第13話・ピンクのフクロモモンガ
その日の下校時。
珍しくも殿下達が「帰りに何処か寄って帰ろう」とジネベラを誘いに来ることはなかった。昼間に婚約者と顔を合わせて多少は気まずいものを感じたのだろうか?
これからもそうであって欲しいけど……等と思いながら、ジネベラが校門に向かっていると、視界の隅にピンク色のものが映り込み、気がつけば頬に生温かな何かが張り付いていた。
「うっきゃあ!?」
驚くジネベラのもとへ、「モモ~」と、言いながら駆け寄ってくる男子生徒がいた。ボサボサの灰色の髪に丸い黒縁の眼鏡。相手を認識した途端、ジネベラの胸が高鳴る。
「すぐにこの子を引き離すから。きみ、しばらくそのまま留まっていてくれる?」
彼はジネベラの頬に張り付いた存在をすぐに外してくれた。それは彼がいつも制服のポケットに入れて連れ歩いている、フクロモモンガのモモだった。
「バーノ」
「……ベラ?」
ようやく会えた彼に呼びかけると、モモを引き離すのに夢中だった彼は、マジマジとジネベラを注目してきた。
彼は探るように聞いてくる。そう言えばこの見た目になってからは彼に会っていない。別人と思われていたようだ。
「そうよ。わたし」
「どうして……?」
「分からないの。ある日、突然この見た目になって……」
呆ける彼の肩の上に乗り上がったモモは、器用にも後ろ脚で立ち、赤いリボンを巻いた首を持ち上げて主人の顔を見上げていた。
一見掌サイズの小さなリスのような外見をしたモモは、桃色の体毛に覆われ、薄い飛膜を脚の間に隠している。
バーノ曰く、モモは「フクロモモンガ」という小動物らしいが、桃色の体毛に覆われたモモンガは希少なようだ。変種ではないかと言っていた。そのモモは、バーノ学園の裏の林の中で猛禽にでも巣が襲われたのか、赤子の頃に落ちていたのを、見つけて保護していたそうだ。

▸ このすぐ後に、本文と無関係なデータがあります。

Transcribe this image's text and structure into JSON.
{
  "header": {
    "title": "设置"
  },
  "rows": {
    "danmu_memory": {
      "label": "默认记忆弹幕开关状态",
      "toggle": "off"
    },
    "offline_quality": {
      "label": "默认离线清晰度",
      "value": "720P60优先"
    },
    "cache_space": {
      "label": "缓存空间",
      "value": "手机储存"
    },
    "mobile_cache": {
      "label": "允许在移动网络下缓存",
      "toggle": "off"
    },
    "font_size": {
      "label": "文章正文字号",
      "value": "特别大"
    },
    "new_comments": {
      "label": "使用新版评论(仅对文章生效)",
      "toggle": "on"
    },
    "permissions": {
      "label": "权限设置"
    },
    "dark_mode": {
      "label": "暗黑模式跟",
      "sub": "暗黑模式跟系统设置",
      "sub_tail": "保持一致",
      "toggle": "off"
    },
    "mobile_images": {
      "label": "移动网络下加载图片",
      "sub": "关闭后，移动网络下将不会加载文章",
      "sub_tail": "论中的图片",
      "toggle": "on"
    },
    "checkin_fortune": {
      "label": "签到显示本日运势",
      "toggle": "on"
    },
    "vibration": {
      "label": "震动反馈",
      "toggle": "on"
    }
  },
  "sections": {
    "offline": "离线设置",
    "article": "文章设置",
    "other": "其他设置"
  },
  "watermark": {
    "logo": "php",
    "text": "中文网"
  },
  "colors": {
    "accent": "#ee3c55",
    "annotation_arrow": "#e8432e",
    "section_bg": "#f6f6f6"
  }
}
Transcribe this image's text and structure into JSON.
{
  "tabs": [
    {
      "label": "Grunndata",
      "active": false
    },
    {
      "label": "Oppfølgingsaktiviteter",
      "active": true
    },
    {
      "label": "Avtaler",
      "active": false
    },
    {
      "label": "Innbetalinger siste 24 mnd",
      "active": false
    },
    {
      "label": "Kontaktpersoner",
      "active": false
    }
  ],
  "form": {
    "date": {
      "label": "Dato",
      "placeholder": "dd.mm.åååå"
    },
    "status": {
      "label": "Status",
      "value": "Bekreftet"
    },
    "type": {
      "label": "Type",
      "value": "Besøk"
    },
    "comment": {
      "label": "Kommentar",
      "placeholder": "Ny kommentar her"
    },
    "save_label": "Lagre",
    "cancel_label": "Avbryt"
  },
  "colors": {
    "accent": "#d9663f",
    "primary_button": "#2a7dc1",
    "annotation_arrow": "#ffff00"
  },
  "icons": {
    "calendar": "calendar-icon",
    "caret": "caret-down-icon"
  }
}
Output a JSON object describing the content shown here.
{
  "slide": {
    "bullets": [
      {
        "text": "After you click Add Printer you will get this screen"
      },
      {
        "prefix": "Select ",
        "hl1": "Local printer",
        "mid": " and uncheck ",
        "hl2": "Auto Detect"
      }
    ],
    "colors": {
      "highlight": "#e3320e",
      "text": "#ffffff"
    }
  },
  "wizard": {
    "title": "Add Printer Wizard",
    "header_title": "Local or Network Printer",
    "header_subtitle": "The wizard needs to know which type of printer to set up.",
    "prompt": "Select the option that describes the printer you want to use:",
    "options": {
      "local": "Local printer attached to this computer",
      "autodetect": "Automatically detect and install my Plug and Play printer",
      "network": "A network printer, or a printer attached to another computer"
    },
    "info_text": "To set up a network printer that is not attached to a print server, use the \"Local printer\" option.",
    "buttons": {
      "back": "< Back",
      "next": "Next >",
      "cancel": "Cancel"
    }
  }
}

普段は大人しくバーノのポケットの中に忍び込んでいるが、お昼休み時間になると、彼の制服のマントのポケットからひょっこり顔を出す。それが愛らしく思われて一度、モモに触れさせてもらったことがあるが、機嫌を損ねたらしく噛まれてしまっていた。
「それで──」
「ベラッ」
ジネベラは自分の身に起きた事をバーノに説明しようとしていたら、殿下が走ってこちらに向かって来た。モモは突然の大声に驚いたようで、バーノの肩からジネベラの肩に移ってきた。
「ピンクのフクロモモンガ? それは……」
殿下はジネベラの肩に注目すると、微笑みを浮かべた。